The result is an extremely complex mixture. About 7 tons of black liquor at 15% solids is produced per ton of pulp. Once concentrated to 65%-70% solids content, black liquor is usually burned in boilers for heat recovery. To be noted is that the organic matter makes up about 80% of black liquor solids content.
Since the 1930s, pulp mills have used black liquor as an energy source with a recovery boiler, generating steam and recovering the cooking chemicals (sodium hydroxide and sodium sulfide). This decreased the issues with water emissions and helped pulp mills become almost energy self-sufficient by generating around 66% of the needed electricity on site. In recent years, new waste-to-energy methods have been developed that are able to achieve higher overall energy efficiency than the conventional boiler.

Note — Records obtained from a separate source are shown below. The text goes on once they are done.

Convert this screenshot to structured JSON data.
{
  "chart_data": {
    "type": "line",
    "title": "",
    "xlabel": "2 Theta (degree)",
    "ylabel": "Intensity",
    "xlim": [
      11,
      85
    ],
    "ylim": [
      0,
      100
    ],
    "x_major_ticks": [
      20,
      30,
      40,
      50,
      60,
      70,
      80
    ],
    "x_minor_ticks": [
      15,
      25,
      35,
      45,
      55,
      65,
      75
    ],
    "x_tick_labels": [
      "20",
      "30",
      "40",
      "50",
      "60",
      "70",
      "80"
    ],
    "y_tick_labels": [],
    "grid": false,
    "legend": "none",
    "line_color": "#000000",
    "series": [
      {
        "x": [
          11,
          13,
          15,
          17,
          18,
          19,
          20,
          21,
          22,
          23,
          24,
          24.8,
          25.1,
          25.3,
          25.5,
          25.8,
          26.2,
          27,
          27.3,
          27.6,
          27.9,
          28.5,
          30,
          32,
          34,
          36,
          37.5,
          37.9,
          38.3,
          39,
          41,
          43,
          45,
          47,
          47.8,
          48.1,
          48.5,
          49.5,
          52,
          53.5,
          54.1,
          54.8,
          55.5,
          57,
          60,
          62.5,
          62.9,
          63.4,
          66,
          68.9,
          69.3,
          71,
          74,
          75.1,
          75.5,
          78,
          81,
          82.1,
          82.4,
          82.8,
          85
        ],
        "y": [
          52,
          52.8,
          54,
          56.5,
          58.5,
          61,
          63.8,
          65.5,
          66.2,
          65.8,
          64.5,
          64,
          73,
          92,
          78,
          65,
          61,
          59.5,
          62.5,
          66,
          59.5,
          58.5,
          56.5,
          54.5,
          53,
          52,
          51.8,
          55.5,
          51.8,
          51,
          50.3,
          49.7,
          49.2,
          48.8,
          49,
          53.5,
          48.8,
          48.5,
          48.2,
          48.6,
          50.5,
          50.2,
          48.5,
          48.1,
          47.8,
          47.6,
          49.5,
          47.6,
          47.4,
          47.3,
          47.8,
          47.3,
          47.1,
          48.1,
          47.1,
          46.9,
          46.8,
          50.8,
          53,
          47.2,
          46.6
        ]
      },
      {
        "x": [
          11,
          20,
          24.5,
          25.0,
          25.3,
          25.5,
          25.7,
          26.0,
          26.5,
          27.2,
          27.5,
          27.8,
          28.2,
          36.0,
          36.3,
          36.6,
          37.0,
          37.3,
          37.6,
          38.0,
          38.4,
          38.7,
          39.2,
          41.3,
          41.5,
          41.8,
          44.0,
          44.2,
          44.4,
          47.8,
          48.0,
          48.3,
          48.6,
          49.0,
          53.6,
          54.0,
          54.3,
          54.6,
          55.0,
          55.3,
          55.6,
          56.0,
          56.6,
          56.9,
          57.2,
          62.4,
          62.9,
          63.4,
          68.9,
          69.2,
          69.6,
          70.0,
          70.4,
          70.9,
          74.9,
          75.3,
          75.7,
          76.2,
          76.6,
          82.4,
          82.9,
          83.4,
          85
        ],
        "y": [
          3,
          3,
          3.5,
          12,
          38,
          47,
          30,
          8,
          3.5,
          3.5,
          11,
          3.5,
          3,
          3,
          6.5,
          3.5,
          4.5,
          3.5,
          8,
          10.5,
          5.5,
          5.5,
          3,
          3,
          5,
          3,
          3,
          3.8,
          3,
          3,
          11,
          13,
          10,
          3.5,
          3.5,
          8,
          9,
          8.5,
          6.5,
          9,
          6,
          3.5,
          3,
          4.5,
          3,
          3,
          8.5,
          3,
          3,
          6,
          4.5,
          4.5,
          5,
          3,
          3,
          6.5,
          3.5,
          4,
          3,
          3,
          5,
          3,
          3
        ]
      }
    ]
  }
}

A topic of increasing attention is the valorisation of Kraft lignin. In EBIO the focus is on using black liquor directly both as solvent and electrolyte for lignin depolymerisation and further conversion. By using this approach, the entire organic fraction in black liquor (lignin and dissolved hemicelluloses) is processed. EBIO focuses on mild conditions to keep the molecular structure of primary products intact by adding an additional electrochemical cycle. After electrochemical conversion the black liquor containing pulping chemicals and not valorised fractions will directly be fed back to the recovery boiler.